The True Mirror is the world’s first seamless, non-reversing mirror. Invented by John and Catherine Walters, they discovered that if you take two mirrors and you put them together at right angles and take away the seam, the images bounce off each other and for the first time you see your true reflection; you see what others see.

People have different reactions to seeing themselves for the first time in a True Mirror. Some prefer the image they see, others do not. Some find it quite disconcerting.

I’d have a panic attack if I looked in a True Mirror (you can read about my panic attacks and other embarrassing thoughts in the Wednesday Personal Column I’ve created so I can write about things I don’t want my mom to hear).

But seriously, I know I can’t look in a True Mirror because I can’t be honest with myself. Because I refuse to accept myself as I am. I refuse to accept that I don’t look like Emily Ratajkowski. I refuse to accept that my skin isn’t perfect. I refuse to accept the reality of my being – and it’s made me inauthentic.

Somewhere between the age of 15 and 27 I’ve let my self-awareness strangle me. Somewhere over the last 12 years I’ve lost myself by becoming consumed with myself.

I’m overly self-aware. I can’t enjoy conversations because I’m too aware of how I sound or what I’m saying. I can’t casually walk through a party because I’m too worried about how I look. I can’t look you in the eyes and have a normal conversation if I have a zit on my face because I’m too insecure. All in all, I’m inauthentic and people can tell.

And I’ve realized it’s this inauthenticity that’s making it hard for me to have honest relationships. It’s this inauthenticity that’s making me feel like people don’t understand me. Because I don’t even understand me.

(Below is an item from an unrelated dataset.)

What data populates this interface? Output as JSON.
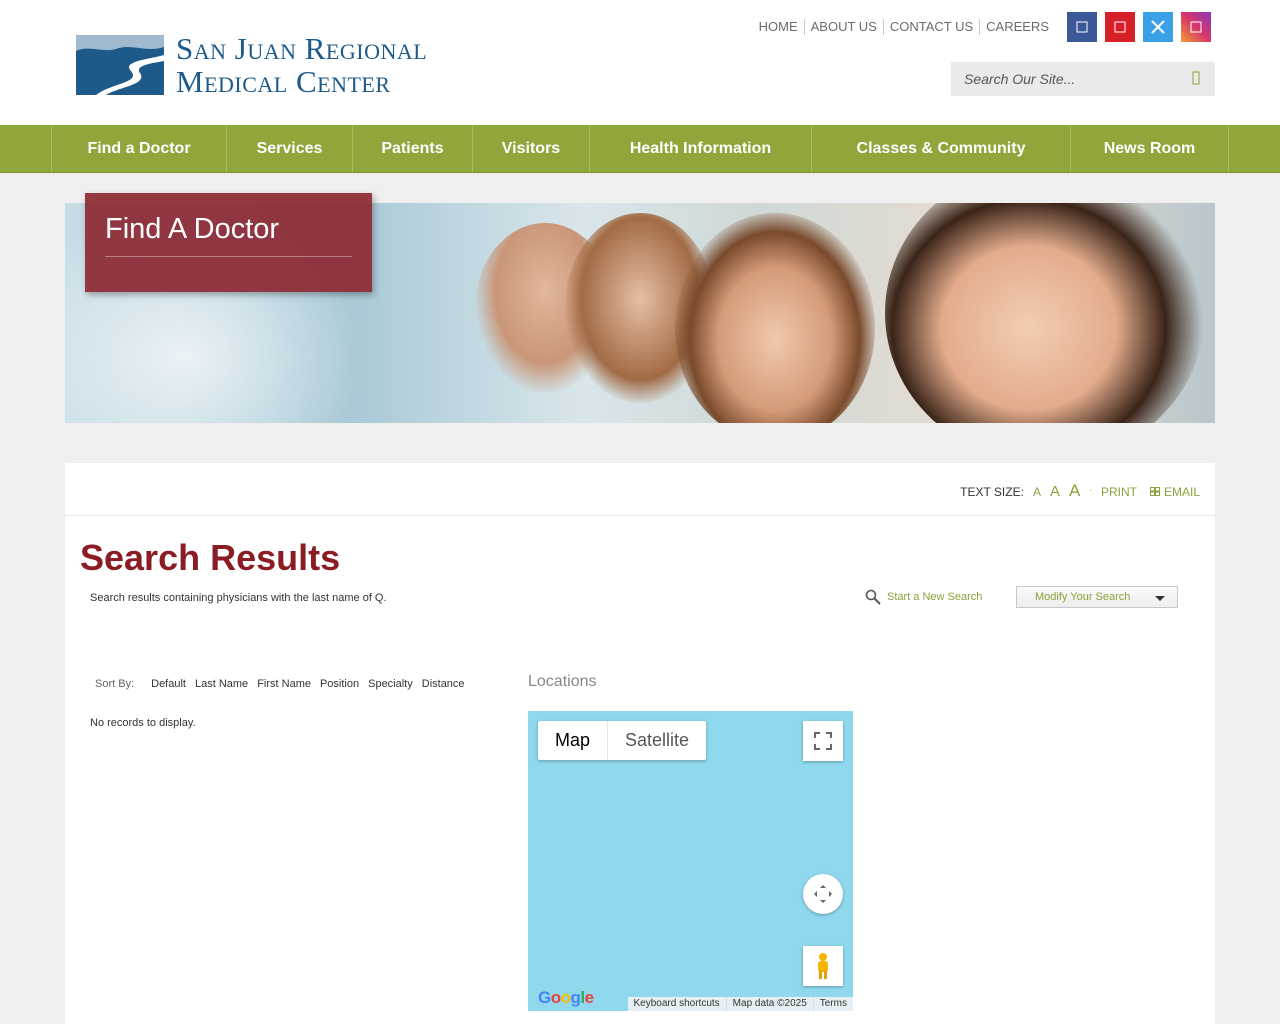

They say that looking in the True Mirror can become a way to spiritual enlightenment. To really look at yourself in this mirror, on an average day, or at a time of great sorrow or great joy, can be a complete revelation. Looking at it every day, even meditating with it, can even become a catalyst for spiritual growth and radical self-acceptance.

How liberating would it be if I could just accept myself and be at peace with it? How nice would it be if I could just walk through the world not worrying about my hair or the bump in my nose.

Caroline McHugh, founder and CEO of IDOLOGY, a movement dedicated to helping individuals and organizations be fully deployed, original versions of themselves, introduces questions that make you wonder not only about yourself and your identity but how you see your sense of self, period.

She believes when you look in a True Mirror you don’t look at yourself, you look for yourself. You look for revelation, not for reassurance.

It’s these deep revelations and personal insights that actually create the powerful indiiduals we know. You know, the people who just have a presence. The ones who walk through the world comfortable and completely secure in themselves. It’s also these individuals who become successful.

These are individuals who have managed to figure out the unique gift that the universe gave them when they incarnated, and then put that at the service of their goals.

When you’re a kid, you’re fantastic at being yourself because you don’t know how to disguise your differentness.

The other place you’re fantastic at being yourself is when you’re older, because you can’t be bothered. You get to that stage in your life where you realize there are more summers behind you than there are in front of you, and everything intensifies. You become more honest; you become less compromising. So you’re going to tell people, “I don’t want the spinach, I’m not going to eat it, I don’t like it. And I don’t like jazz, so you can shut that noise off. And while I’m at it, I don’t like you!” And we call these people eccentric. We call our oldies eccentric. In fact, what they’re doing is being authentic.

So it’s kind of like an hourglass effect. When you’re young you’re great at being yourself; when you’re old you’re great at being yourself; but the bit in the middle is sometimes the most problematic. That’s the bit where you have to socialize; you have to accommodate; you have to adapt.

McHugh goes on to talk about an encounter she had with a truly authentic woman and singer, Jill Scott. She’s just about to go on stage and perform and there’s a French filmmaker who’s filming her. Before going on stage after Erykah Badu, he says to her, “Are you nervous going on after Erykah?” And she says —

“Have you ever seen me perform? I am the Lady Jill Scott. I am a poet, and a singer, and a lot of other things. We all have our own thing — that’s the magic– and everybody comes with their own sense of strength, and their own queendom. Mine could never compare to hers, and hers could never compare to mine”.

Why can’t we be like that? Why can’t we just be happy with how we are?

I don’t have an exact answer to how we can start removing ourselves from our egos but I do know one thing: Maybe this self awareness about our lack of self awareness is the first step towards healing ourselves. Maybe we need to go through this uncomfortable confrontation before we can mature. So that’s what I’m doing. I’m acknowledging that I clearly have some problems.

My plan is to find a True Self Mirror. Not right now but in the coming months. My goal is to become so comfortable in my own skin, so unaffected by my own being that I can see myself for who I really am and not have a nervous breakdown.

For all of you, watch Caroline’s TedTalk on Individuality. Then take some time this week to notice when you’re being inauthentic. Really stop and evaluate yourself. Think about why you’re trying to act the way you are.